Os cuidados paliativos devem ser oferecidos por profissionais (médicos, enfermeiros, técnicos de enfermagem, psicólogos, nutricionistas, assistentes sociais, dentistas, farmacêuticos, fisioterapeutas, entre outros profissionais de saúde) que tenham treinamento básico. 

O que isso quer dizer? Cada área deve receber durante a graduação e especialização uma formação adequada para atuar diante de um paciente e família com doença grave e ameaçadora à vida. Casos complexos devem ser conduzidos ou supervisionados por equipe especializada em medicina paliativa.

Após essa leitura, é importante ter em mente que praticar cuidados paliativos é cuidar de forma integral do paciente e família, otimizando recursos diagnósticos e terapêuticos, de forma proporcional à fase da doença. Além disso, evitar medidas que potencialmente tragam sofrimento e buscar pelo ótimo controle de sintomas e desconfortos com base em evidência científica, em todos os níveis de atenção à saúde.

Referências

Carvalho RT, et al. Manual da residência de cuidados paliativos: abordagem multidisciplinar. 2ª ed. Santana de Parnaíba [SP]: Manole, 2022. 

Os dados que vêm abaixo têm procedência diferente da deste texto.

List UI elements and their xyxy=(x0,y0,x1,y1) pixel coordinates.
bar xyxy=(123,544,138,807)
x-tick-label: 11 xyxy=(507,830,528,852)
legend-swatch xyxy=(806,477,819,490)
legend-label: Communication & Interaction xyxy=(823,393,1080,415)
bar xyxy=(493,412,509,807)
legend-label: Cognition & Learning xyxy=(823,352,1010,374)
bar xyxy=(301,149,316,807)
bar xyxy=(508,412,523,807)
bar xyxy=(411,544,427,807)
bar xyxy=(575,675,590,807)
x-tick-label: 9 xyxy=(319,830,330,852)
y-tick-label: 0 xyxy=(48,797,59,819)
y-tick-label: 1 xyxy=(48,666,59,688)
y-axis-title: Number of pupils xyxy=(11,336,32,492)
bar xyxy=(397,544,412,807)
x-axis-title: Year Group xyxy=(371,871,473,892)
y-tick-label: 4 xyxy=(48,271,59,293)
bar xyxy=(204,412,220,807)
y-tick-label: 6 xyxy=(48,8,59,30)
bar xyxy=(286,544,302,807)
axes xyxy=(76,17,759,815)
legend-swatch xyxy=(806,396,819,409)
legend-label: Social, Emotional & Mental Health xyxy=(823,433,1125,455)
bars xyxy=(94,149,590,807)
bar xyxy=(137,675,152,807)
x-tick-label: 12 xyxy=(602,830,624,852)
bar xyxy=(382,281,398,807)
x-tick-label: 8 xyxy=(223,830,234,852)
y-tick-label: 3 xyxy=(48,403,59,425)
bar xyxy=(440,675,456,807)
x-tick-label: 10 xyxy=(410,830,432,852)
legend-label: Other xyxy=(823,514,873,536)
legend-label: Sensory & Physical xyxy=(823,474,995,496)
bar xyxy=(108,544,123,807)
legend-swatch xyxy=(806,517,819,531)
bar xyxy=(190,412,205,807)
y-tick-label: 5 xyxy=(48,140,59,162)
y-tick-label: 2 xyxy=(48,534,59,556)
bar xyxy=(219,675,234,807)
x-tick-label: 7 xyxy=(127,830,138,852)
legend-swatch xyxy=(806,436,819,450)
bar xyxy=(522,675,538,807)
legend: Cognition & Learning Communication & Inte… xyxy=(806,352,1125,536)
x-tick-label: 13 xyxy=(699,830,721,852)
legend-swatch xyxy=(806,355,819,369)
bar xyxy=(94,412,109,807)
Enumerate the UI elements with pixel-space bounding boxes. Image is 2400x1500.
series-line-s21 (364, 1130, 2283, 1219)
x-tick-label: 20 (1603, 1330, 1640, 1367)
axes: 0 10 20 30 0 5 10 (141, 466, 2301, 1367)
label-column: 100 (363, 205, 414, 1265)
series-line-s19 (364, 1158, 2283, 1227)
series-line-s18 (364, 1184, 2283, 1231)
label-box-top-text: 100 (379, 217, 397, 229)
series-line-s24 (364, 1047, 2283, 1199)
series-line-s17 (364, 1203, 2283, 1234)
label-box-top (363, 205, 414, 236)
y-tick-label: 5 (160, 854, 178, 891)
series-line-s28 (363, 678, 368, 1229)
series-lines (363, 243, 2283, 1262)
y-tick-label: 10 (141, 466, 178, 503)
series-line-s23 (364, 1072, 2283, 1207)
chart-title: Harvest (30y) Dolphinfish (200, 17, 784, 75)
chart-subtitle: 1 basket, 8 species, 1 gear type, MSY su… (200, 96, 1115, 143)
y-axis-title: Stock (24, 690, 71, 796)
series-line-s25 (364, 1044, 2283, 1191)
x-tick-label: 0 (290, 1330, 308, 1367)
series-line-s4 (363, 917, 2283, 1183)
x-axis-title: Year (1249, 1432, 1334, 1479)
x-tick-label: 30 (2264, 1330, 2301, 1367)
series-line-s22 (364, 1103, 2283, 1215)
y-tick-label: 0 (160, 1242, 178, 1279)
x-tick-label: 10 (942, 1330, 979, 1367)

Castilho RK, et al. Manual de Cuidados Paliativos. 3ª ed. Rio de Janeiro: Atheneu, 2021.

D’Alessandro MPS, et al. Manual de Cuidados Paliativos.  São Paulo: Hospital Sírio Libanês; Ministério da Saúde, 2020.

Floriane CA. Considerações bioéticas sobre os modelos de assistência no fim da vida. Cadernos de Saúde Pública, v. 37, n. 9, 2021.

Floriane CA. Moderno movimento hospice: kalotanásia e o revivalismo estético da boa morte. Revista Bioética, v. 21, n. 3, p. 397-404, 2013.